O Pezudo

   Não sei porquê, hoje acordei a pensar no Caçunha. Há muito tempo que não pensava no Caçunha, e duvido até que mais alguém se lembre dele.
   O Caçunha era o típico pobre diabo. Sem família, e suponho que sem amigos, vivia na taberna e tinha por companhia uma garrafa de tinto, daquelas sem rótulo, com as 5 estrelas no gargalo, e tampa de plástico por rolha, que nunca estava bem vazia, mas andava sempre longe de estar cheia. O meu avô deu-lhe trabalhos e foi assim que se tornou no faz-tudo lá de casa. Com o tempo mudou-se para a casa da palha, que ganhou um chão de cimento, uma cama de ferro e uma bacia. Não me recordo se tinha casa de banho, mas era apesar de tudo melhor que a ruína onde pernoitava antes. Houve ocasiões em que não chegava à ruína, e a famosa expressão "ficar caído na valeta" teve várias vezes um sentido literal, a pontos de ter que ser hospitalizado, com feridas mais ou menos graves.
   Não sei se Caçunha era alcunha. Era assim que o meu pai se lhe referia. O meu avô chamava-lhe Pezudo, porque tinha o hábito de andar descalço, embora tivesse umas botas de pedreiro sempre sujas e já gastas. Chamava-se Jorge, e era assim que eu e a minha irmã o tratávamos, quando íamos de visita. Era giro ir ajudar o Jorge, com os meus 5, 6, 8 ou 10 anos. Ajudava a arrumar os sacos de farinha, ou os fardos de palha, e embora atrapalhasse mais do que ajudava, ele deixava que o atrapalhasse, e quando me cansava de "ajudar" lá tinha ele que arrumar o que a minha ajuda tinha desarrumado. Lembro-me da sua paciência quando ia ajudar a cavar batatas e cortava as batatas todas ao meio. Mas não se queixava e apreciava a companhia. Dizia a minha avó que ele gostava muito de nós, embora eu não saiba bem porquê. Era dele a primeira bicicleta grande em que aprendi a andar. Tinha uma Yé-Yé verde, roda 28, com mudanças ao cubo, e para conseguir andar eu tinha que enfiar uma perna por dentro do quadro para chegar ao outro pedal, e assim ia até ao fim da rua, todo torto e sem me conseguir sentar, para depois voltar. Ir até ao fim da rua e voltar parecia, naquela altura, ser tudo quanto era necessário fazer na bicicleta.
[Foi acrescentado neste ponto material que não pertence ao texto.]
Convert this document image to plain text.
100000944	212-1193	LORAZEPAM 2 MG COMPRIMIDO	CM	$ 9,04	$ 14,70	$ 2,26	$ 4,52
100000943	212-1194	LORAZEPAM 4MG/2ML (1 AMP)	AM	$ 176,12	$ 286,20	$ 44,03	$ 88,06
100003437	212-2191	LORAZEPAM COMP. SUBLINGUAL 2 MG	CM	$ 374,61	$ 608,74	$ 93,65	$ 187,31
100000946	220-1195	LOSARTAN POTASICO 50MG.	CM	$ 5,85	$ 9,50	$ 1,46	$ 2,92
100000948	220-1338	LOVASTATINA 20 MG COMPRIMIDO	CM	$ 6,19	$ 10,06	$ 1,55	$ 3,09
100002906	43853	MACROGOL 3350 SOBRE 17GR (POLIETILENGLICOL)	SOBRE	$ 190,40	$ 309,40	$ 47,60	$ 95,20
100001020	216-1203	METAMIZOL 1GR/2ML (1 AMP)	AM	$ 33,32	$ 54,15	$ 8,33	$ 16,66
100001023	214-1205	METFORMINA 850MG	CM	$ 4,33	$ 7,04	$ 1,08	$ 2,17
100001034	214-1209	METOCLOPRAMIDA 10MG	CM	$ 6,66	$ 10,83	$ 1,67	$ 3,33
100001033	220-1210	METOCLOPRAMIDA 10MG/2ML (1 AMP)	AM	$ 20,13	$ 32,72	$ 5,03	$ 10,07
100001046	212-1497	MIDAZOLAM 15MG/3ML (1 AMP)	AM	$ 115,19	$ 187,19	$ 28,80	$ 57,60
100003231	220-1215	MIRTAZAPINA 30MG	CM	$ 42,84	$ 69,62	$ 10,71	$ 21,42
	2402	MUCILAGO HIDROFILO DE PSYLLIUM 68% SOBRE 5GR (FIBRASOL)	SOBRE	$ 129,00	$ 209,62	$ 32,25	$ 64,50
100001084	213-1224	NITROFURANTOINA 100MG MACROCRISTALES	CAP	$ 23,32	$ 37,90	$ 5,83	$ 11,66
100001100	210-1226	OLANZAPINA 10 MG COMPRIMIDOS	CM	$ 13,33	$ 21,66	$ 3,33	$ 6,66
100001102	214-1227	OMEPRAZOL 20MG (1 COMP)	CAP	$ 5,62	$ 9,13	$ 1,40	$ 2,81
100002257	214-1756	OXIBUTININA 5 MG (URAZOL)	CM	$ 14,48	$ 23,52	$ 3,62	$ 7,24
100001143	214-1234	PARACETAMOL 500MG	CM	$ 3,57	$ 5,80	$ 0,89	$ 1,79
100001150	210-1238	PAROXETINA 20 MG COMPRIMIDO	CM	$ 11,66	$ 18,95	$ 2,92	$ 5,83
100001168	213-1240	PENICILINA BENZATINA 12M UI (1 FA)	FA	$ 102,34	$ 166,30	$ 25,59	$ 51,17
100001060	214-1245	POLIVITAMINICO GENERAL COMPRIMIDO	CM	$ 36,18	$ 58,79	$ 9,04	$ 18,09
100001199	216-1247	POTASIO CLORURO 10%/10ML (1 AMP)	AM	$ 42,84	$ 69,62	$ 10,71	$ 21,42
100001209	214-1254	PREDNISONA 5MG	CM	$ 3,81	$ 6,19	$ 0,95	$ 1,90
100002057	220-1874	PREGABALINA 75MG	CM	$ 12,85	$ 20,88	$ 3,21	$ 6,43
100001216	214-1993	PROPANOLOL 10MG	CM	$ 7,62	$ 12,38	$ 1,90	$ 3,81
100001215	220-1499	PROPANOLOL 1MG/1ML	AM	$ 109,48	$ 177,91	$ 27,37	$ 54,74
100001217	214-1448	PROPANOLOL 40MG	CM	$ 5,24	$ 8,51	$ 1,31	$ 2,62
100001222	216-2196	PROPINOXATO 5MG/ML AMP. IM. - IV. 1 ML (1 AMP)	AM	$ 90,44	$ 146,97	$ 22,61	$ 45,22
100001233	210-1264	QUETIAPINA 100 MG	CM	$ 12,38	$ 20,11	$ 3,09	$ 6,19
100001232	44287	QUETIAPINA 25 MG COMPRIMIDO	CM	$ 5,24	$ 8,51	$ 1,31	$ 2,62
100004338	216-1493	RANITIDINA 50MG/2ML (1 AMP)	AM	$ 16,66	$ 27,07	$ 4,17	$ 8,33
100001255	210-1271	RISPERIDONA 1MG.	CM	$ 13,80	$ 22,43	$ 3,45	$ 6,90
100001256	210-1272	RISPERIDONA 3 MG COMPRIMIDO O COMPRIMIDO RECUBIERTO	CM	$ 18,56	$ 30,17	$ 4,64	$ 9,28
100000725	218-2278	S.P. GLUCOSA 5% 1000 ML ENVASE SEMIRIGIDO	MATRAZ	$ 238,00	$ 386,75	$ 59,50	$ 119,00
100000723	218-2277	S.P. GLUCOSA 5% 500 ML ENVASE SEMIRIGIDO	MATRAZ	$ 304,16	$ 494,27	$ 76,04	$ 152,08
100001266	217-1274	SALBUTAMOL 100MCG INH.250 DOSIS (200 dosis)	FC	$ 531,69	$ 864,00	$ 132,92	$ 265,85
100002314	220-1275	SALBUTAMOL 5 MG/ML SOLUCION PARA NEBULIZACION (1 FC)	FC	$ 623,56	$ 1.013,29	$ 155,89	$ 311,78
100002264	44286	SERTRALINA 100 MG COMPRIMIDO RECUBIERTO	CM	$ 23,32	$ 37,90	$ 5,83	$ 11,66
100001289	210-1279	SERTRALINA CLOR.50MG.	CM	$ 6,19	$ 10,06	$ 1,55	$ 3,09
   O Jorge era pessoa de poucas palavras. Também não acho que conhecesse muitas, embora não fosse débil. Compreendia o que se lhe dizia, mas as respostas não costumavam ser muito mais elaboradas do que "sim" ou "não", ou alguma informação factual. Não era grande interlocutor para conversas filosóficas, mas era simpático. Falava com voz pausada, da mesma forma que se mexia. Nada de pressas para o Jorge. Andava devagar, com os seus grandes pés descalços, às 10 para as 2 e as tarefas lá apareciam feitas, quando a bebedeira não o impedia. Às vezes, quando andávamos a apanhar caracóis, para comer ou vender, ele trazia uma mão-cheia e dizia-nos onde podíamos encontrá-los. Quando me oferecia para lavar o carro, ele lá dava uma ajuda, e quando me lembrava de aparar a sebe, com aquelas grandes tesouras de podar, era ele quem acabava de varrer os restos dos cedros no meio do caminho. Se a memória não me atraiçoasse talvez tudo isto não fosse tão romanceado.
   A casa  da palha desapareceu. Foi demolida, juntamente com a casa, para passar uma estrada.
   O Caçunha morreu de doença, não me lembro qual, ou quando, mas, pensando bem, talvez não seja justo dizer que não deixou saudades.